Photographs and Video recording. There is no need for kids this age to take photographs or videos with their cell phones. It is fun, sure, but the potential for misuse and impulsively poor decision making is huge. Get a phone without a camera (hard to do) or destroy the camera lens by putting Epoxy glue over it (easy to do). There are some phones (http://www.kajeet.com/4u/index.html) that allow you to program certain functions include the camera capability so that may be another option. Make your budding photographer use your camera. That way you will know what they have been photographing. No Access.

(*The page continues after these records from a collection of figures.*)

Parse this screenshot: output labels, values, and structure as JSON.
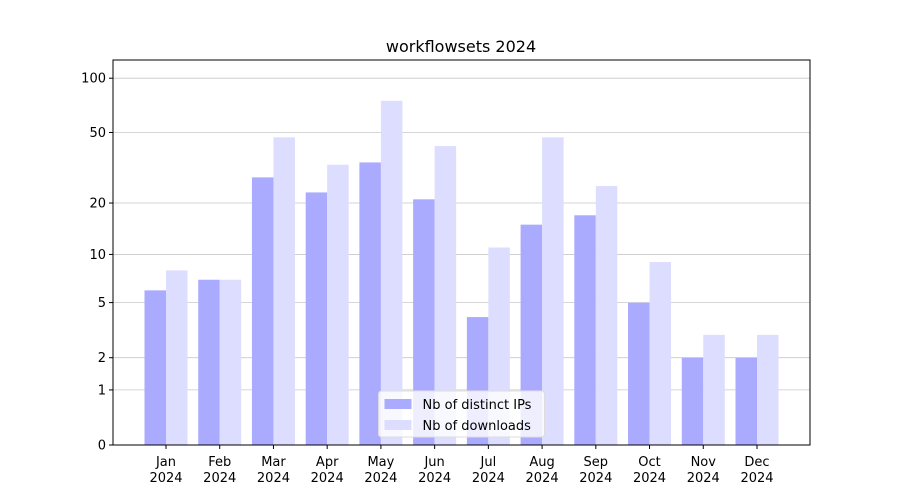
{
  "chart_data": {
    "type": "bar",
    "title": "workflowsets 2024",
    "categories": [
      "Jan 2024",
      "Feb 2024",
      "Mar 2024",
      "Apr 2024",
      "May 2024",
      "Jun 2024",
      "Jul 2024",
      "Aug 2024",
      "Sep 2024",
      "Oct 2024",
      "Nov 2024",
      "Dec 2024"
    ],
    "series": [
      {
        "name": "Nb of distinct IPs",
        "color": "#aaaaff",
        "values": [
          6,
          7,
          28,
          23,
          34,
          21,
          4,
          15,
          17,
          5,
          2,
          2
        ]
      },
      {
        "name": "Nb of downloads",
        "color": "#ddddff",
        "values": [
          8,
          7,
          47,
          33,
          75,
          42,
          11,
          47,
          25,
          9,
          3,
          3
        ]
      }
    ],
    "yscale": "log1p",
    "ylim": [
      0,
      126
    ],
    "yticks": [
      0,
      1,
      2,
      5,
      10,
      20,
      50,
      100
    ],
    "grid": true,
    "legend": "lower center"
  }
}
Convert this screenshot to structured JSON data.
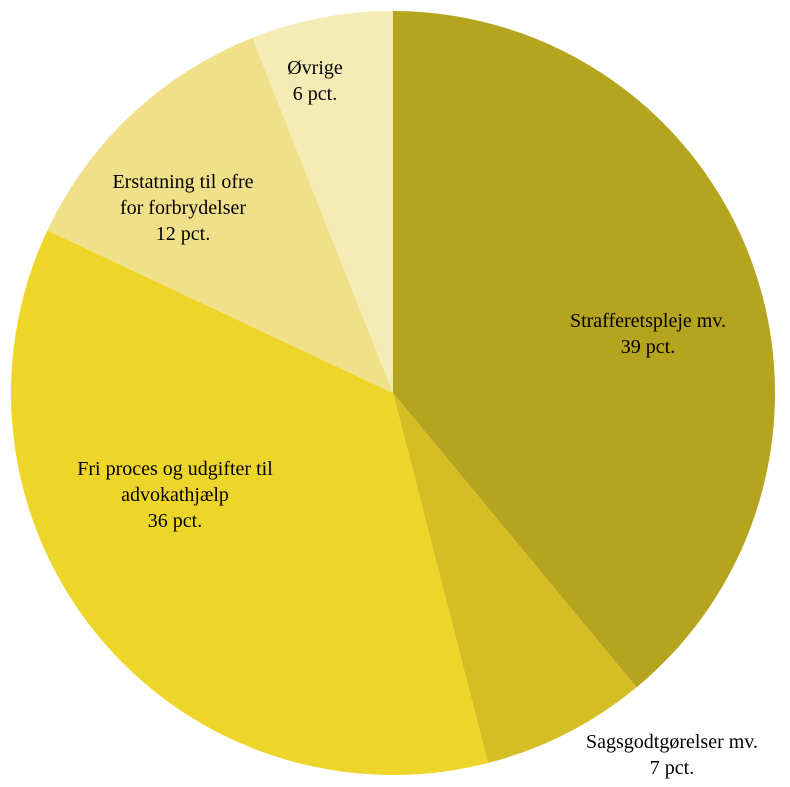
{
  "chart_data": {
    "type": "pie",
    "categories": [
      "Strafferetspleje mv.",
      "Sagsgodtgørelser mv.",
      "Fri proces og udgifter til advokathjælp",
      "Erstatning til ofre for forbrydelser",
      "Øvrige"
    ],
    "values": [
      39,
      7,
      36,
      12,
      6
    ],
    "value_labels": [
      "39 pct.",
      "7 pct.",
      "36 pct.",
      "12 pct.",
      "6 pct."
    ],
    "colors": [
      "#b5a41e",
      "#d4be23",
      "#edd629",
      "#f1e08a",
      "#f5ebb5"
    ]
  }
}
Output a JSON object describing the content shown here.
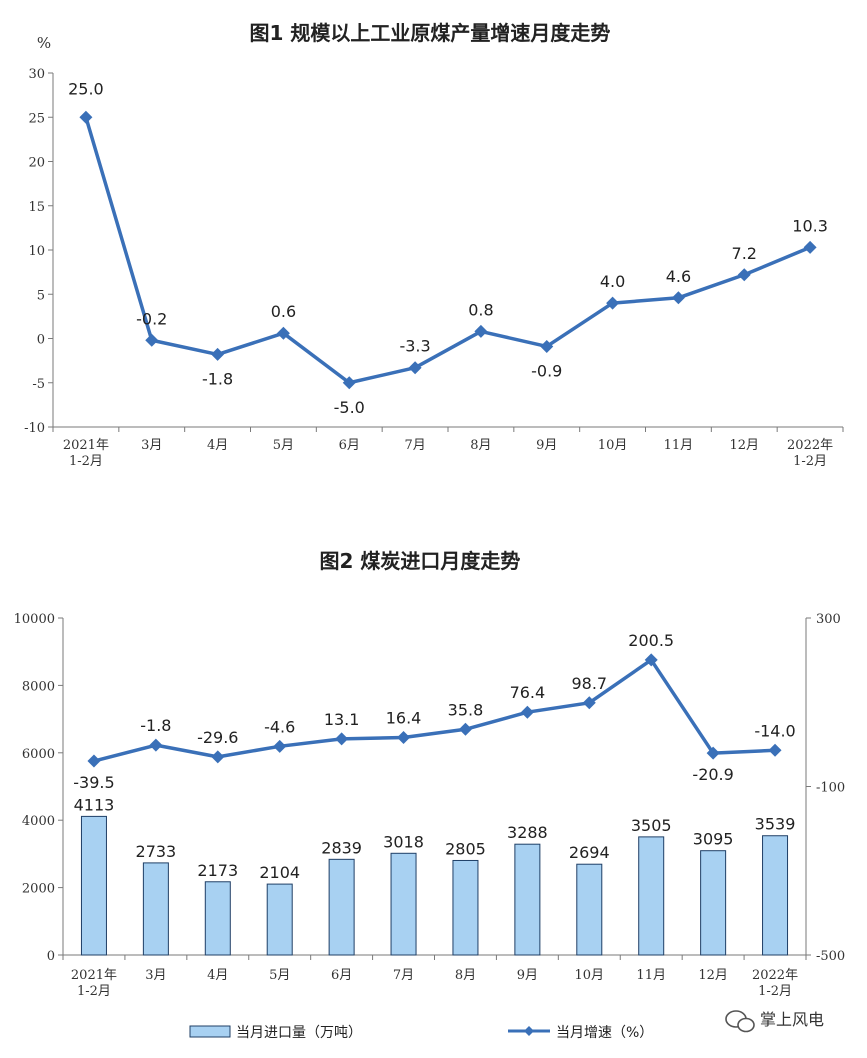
{
  "colors": {
    "line": "#3a70b8",
    "bar_fill": "#a8d1f2",
    "bar_stroke": "#1f3f66",
    "axis": "#7a7a7a"
  },
  "chart_data": [
    {
      "type": "line",
      "title": "图1  规模以上工业原煤产量增速月度走势",
      "ylabel": "%",
      "categories": [
        "2021年\n1-2月",
        "3月",
        "4月",
        "5月",
        "6月",
        "7月",
        "8月",
        "9月",
        "10月",
        "11月",
        "12月",
        "2022年\n1-2月"
      ],
      "ylim": [
        -10,
        30
      ],
      "yticks": [
        -10,
        -5,
        0,
        5,
        10,
        15,
        20,
        25,
        30
      ],
      "series": [
        {
          "values": [
            25.0,
            -0.2,
            -1.8,
            0.6,
            -5.0,
            -3.3,
            0.8,
            -0.9,
            4.0,
            4.6,
            7.2,
            10.3
          ]
        }
      ],
      "data_labels": [
        "25.0",
        "-0.2",
        "-1.8",
        "0.6",
        "-5.0",
        "-3.3",
        "0.8",
        "-0.9",
        "4.0",
        "4.6",
        "7.2",
        "10.3"
      ]
    },
    {
      "type": "bar",
      "title": "图2  煤炭进口月度走势",
      "categories": [
        "2021年\n1-2月",
        "3月",
        "4月",
        "5月",
        "6月",
        "7月",
        "8月",
        "9月",
        "10月",
        "11月",
        "12月",
        "2022年\n1-2月"
      ],
      "ylim": [
        0,
        10000
      ],
      "yticks": [
        0,
        2000,
        4000,
        6000,
        8000,
        10000
      ],
      "y2lim": [
        -500,
        300
      ],
      "y2ticks": [
        -500,
        -100,
        300
      ],
      "series": [
        {
          "name": "当月进口量（万吨）",
          "type": "bar",
          "axis": "left",
          "values": [
            4113,
            2733,
            2173,
            2104,
            2839,
            3018,
            2805,
            3288,
            2694,
            3505,
            3095,
            3539
          ],
          "labels": [
            "4113",
            "2733",
            "2173",
            "2104",
            "2839",
            "3018",
            "2805",
            "3288",
            "2694",
            "3505",
            "3095",
            "3539"
          ]
        },
        {
          "name": "当月增速（%）",
          "type": "line",
          "axis": "right",
          "values": [
            -39.5,
            -1.8,
            -29.6,
            -4.6,
            13.1,
            16.4,
            35.8,
            76.4,
            98.7,
            200.5,
            -20.9,
            -14.0
          ],
          "labels": [
            "-39.5",
            "-1.8",
            "-29.6",
            "-4.6",
            "13.1",
            "16.4",
            "35.8",
            "76.4",
            "98.7",
            "200.5",
            "-20.9",
            "-14.0"
          ]
        }
      ],
      "legend": {
        "position": "bottom"
      }
    }
  ],
  "watermark": {
    "icon": "wechat-icon",
    "text": "掌上风电"
  }
}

Video Games. There are several places you can get an overview of video games (including my book). Video games are a significant source of socialization (and desensitization) for the players. This is particularly true for kids. There is a long list of desirable and undesirable behaviors video game players are exposed to (and encouraged to exhibit). Here are some of the more worrisome ones: lying, cheating, stealing, arbitrary violence, murder, sexual assault, lawlessness, glorification of criminal and immoral behavior, absence of real world consequences, cussing, emotional venting and explosive anger, resolving anger with brute force. Your kid is learning how to respond to situations (and being rewarded with gaming success) through these actions. It is bad enough when kids are playing against the game system or another person who is right next to them. It is worse when gaming is done online. Your 5th and 6th grader has not had enough experience living their own morals and emotion management to expose them to these role models.
As a rule, limit game play to games with kid ratings, non-adult games and non-aggressive games. There are some great strategy, sports, action and musical games that are very engaging and do not promote violence and debauchery. Your 5th and 6th grader is not ready for massively multiplayer online role playing game (MMORG). MMORG are games where people from all over the planet can be connected to your kid through their headset as part of a team having every kind of interaction both in the context of the game and through observations, conversations and direct comments made during play. Extreme Monitoring.
Social Media Accounts. The official rules of most social media accounts include restricting use to children 13 or older. You kid needs to be doing something other than spending their time reviewing the life they just lived and trying to spice it up to make it interesting. Wonder why people have been talking a lot about how self-focused kids are becoming? Creating a social web page of your life is not the same as living your life. Don’t allow your kids to have a social media account yet. If you weaken and give in, keep it at Extreme Monitoring (see here for a review of levels of parental monitoring). No Access.
Blogs, chat rooms and other online diaries. No. No. No. There is absolutely no benefit and terrible potential cost. Get them a leather bound diary and teach them to write with a pen. No Access.